Still, progress continues. CXMT aims to dedicate significant capacity to HBM3 lines next year. Domestic toolmakers in China are developing assembly equipment. A January 2026 article on Tom’s Hardware outlined these parallel tracks. If successful, the country could reduce reliance on foreign suppliers for its own AI systems.
For American buyers the choice is stark. Pay higher prices to trusted allies. Or accept risk by turning to Beijing-linked vendors. The lawmakers favor the first path. They point to expanded domestic and allied manufacturing as the lasting answer. Micron has broken ground on new facilities. South Korean giants continue to invest. But construction timelines stretch long. Relief will not arrive quickly.
So far the Trump administration has held off on fresh entity listings while talks with China continue. That pause may end. The letter from Moolenaar and Whitesides adds bipartisan pressure. Commerce officials must weigh economic pain against strategic goals. Shortages hurt consumers and businesses alike. Yet dependence on adversary supply chains carries its own costs.
Industry voices have stayed largely quiet in public. No major memory producer issued statements Thursday. Analysts expect private lobbying to intensify. PC makers want options. Chipmakers want protection. The administration sits in the middle.
And the stakes rise with each new AI model. Larger clusters demand more memory. Prices stay elevated. Chinese vendors improve their yields. The window for easy substitution may close if restrictions tighten. Once customers qualify and integrate new suppliers, switching back becomes expensive.
The letter calls for a whole-of-government response. Boost American production. Avoid subsidized imports. Protect the industrial base. Simple in principle. Harder in practice when laptops cost more and data centers wait on parts.
Memory has always followed boom-and-bust cycles. This time artificial intelligence amplifies the swings.

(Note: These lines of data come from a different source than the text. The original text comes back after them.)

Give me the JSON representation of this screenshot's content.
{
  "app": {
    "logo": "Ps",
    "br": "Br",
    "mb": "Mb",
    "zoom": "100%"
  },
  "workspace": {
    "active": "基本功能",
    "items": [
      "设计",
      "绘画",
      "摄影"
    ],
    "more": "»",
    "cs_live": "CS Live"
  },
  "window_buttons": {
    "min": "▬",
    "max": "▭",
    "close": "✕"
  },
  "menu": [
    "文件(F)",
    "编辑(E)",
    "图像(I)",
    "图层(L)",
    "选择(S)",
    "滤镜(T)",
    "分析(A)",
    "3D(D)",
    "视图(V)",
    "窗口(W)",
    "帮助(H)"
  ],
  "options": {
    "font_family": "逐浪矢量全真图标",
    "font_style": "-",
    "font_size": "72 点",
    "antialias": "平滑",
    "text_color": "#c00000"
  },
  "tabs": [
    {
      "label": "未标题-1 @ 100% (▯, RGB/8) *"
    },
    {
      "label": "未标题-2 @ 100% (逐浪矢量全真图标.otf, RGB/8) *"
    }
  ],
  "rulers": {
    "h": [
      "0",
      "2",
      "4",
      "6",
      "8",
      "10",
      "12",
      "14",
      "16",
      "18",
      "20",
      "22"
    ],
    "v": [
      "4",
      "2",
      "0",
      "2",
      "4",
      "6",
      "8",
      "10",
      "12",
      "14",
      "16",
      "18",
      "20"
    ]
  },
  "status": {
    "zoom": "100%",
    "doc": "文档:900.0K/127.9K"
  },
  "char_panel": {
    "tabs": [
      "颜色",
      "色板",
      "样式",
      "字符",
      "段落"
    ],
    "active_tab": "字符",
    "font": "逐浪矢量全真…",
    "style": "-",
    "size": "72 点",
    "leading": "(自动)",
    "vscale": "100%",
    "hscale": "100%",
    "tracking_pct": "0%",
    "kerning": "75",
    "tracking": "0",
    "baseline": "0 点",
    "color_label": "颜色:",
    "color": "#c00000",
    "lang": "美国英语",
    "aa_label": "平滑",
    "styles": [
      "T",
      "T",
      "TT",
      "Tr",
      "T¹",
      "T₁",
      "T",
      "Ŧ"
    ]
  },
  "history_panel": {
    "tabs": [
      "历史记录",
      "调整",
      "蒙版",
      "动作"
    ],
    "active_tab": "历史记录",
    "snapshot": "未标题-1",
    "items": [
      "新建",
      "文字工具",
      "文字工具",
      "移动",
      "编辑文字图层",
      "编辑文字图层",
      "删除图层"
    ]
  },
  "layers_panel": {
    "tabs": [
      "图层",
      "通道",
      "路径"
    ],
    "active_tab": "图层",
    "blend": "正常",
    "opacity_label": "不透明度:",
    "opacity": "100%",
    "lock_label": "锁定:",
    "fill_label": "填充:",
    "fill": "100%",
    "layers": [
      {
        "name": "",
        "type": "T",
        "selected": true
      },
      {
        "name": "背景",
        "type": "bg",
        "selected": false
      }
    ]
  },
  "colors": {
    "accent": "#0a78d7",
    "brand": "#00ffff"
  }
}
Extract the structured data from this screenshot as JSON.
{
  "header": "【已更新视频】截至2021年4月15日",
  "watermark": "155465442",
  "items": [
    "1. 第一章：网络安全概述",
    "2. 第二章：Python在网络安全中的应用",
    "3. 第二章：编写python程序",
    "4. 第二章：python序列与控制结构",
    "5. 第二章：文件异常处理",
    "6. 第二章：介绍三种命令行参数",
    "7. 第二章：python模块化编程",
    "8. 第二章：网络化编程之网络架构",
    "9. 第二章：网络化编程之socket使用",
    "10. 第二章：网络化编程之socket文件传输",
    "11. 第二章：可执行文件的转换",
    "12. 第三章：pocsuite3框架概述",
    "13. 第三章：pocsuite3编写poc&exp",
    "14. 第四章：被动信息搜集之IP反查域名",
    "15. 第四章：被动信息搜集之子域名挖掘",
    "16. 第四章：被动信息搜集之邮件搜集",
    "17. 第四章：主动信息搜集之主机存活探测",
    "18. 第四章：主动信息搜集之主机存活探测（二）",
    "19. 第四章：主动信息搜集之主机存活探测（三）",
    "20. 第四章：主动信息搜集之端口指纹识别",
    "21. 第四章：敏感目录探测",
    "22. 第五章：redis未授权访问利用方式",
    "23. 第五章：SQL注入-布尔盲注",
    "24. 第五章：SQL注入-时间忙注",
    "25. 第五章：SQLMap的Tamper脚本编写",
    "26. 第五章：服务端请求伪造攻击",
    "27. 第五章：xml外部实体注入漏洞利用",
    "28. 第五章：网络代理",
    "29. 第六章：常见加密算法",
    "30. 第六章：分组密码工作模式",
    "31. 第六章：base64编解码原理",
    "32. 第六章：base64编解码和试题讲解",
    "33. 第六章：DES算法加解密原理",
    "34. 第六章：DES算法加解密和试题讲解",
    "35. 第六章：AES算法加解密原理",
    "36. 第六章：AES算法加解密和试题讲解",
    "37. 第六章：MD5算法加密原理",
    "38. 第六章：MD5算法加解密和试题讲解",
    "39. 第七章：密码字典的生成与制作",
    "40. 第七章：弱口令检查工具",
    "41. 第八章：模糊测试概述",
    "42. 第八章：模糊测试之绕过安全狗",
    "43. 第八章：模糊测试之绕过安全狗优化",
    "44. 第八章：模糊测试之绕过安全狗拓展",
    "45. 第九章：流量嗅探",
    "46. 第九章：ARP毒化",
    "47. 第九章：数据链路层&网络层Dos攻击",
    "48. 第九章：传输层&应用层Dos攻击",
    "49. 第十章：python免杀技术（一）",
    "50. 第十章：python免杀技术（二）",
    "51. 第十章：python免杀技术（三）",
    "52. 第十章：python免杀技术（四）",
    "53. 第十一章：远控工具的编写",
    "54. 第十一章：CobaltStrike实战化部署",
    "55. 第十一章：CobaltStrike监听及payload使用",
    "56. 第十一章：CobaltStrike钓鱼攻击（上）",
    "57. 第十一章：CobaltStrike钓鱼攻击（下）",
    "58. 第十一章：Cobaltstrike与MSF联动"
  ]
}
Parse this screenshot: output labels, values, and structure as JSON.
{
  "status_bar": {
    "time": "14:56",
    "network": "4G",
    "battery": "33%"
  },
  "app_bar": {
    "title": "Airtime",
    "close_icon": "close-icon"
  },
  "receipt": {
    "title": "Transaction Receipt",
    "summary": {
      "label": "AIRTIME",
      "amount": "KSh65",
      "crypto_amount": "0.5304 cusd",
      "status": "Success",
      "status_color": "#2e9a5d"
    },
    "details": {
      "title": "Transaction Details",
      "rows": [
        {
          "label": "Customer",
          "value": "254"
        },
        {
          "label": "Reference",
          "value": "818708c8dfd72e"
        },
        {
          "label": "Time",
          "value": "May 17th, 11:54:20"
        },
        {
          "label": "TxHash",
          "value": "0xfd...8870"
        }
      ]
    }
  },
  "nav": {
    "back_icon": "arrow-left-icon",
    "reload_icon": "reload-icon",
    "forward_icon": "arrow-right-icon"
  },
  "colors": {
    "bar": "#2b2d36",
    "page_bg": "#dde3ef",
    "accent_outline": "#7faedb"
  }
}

Policymakers hope to break the pattern by favoring secure sources. Chinese firms hope to prove they can deliver reliable, affordable product. The coming months will test which side prevails.
One fact stands out. No easy answers exist. Short-term savings tempt buyers. Long-term vulnerabilities worry strategists. The debate over Chinese memory chips captures the larger contest for technology leadership. It will shape supply chains for years ahead.